Francisco Ângelo Coutinho
Charbel N. El-Hani
Morreu, no dia 26 de julho, o pesquisador e ambientalista britânico James Lovelock, aos 103 anos, em Dorset, Inglaterra. Ele se tornou mais conhecido por propor a Hipótese Gaia (HG), segundo a qual biosfera, atmosfera, hidrosfera e litosfera são conectadas por alças de retroalimentação num sistema cibernético que mantém o ambiente físico-químico da Terra habitável para os seres vivos. Ele frequentemente se referia a esta hipótese como a ideia de que o planeta Terra como um todo funciona como um sistema vivo, o que constitui boa estratégia para aumentar a capacidade de comunicação de sua hipótese, mas também fez com que muitas vezes Lovelock fosse visto com certa suspeita pela comunidade científica. A HG não foi a única contribuição científica importante de Lovelock. Podemos citar como outro exemplo de suas contribuições a hipótese CLAW (acrônimo formado pelas iniciais dos nomes dos quatro cientistas que a propuseram, Charlson, Lovelock, Andreae e Warren, que propõe, em linhas gerais, um mecanismo de retroalimentação negativa pelo qual algas planctônicas exercem influência na formação de nuvens sobre o oceano e no clima global pela síntese e exsudação de um composto de enxofre. A HG foi, no entanto, sua contribuição de maior impacto, tendo sido uma das bases para que tenha surgido, posteriormente, uma ciência dos sistemas terrestres. Em anos recentes, ela vem atraindo a atenção de mais e mais pensadores e pensadoras que se dedicam a refletir sobre os impactos antrópicos no clima e suas consequências catastróficas para a vida dos humanos e outros mais que humanos.

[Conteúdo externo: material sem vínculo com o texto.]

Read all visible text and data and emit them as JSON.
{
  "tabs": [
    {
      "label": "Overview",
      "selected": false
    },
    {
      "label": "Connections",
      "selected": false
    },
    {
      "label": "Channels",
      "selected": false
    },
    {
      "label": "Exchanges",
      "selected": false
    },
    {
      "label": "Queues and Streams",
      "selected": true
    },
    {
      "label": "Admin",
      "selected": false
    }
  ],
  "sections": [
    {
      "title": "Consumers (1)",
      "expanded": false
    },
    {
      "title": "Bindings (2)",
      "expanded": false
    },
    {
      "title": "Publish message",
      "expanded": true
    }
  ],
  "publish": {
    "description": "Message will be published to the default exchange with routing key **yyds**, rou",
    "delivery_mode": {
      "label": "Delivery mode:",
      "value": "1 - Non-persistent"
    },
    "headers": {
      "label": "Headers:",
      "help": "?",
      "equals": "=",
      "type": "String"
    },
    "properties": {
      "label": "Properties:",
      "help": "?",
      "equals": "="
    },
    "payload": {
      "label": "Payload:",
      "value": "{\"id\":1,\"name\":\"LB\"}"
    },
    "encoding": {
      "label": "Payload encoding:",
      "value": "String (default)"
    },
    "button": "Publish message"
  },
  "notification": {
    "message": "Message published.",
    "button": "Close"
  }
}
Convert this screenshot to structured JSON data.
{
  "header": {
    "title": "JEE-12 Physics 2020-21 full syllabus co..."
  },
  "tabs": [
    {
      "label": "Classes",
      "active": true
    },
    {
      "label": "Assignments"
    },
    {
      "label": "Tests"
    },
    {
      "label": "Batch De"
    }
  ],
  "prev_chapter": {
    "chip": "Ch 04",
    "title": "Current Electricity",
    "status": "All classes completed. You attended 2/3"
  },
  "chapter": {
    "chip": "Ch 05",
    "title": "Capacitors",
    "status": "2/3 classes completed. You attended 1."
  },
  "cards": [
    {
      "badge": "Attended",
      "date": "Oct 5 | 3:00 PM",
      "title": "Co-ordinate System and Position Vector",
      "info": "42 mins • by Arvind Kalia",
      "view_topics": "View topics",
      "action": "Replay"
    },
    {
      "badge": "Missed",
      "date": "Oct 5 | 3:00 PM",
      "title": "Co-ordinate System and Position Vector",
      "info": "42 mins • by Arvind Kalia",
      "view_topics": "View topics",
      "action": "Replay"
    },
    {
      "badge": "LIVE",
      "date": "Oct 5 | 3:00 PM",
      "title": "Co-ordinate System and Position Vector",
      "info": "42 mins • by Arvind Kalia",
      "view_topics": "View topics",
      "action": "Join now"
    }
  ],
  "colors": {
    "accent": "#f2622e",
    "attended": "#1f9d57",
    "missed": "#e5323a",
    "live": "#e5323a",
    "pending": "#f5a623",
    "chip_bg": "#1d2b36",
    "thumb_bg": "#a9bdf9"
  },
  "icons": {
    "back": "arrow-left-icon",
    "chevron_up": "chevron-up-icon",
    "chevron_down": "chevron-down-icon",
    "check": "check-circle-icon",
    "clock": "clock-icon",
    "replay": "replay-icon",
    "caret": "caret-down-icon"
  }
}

A HG, como relata o próprio Lovelock, em seu Gaia: um novo olhar sobre a vida na Terra (Lisboa, Edições 70), foi elaborada a partir da necessidade prática de se encontrar um experimento universal de detecção de vida em outros planetas. Lovelock era consultor da NASA, no início da década de 1960, quando estavam sendo traçados os primeiros planos para a detecção de vida em Marte. Sua função era a de dar pareceres sobre a concepção de instrumentos para esse fim.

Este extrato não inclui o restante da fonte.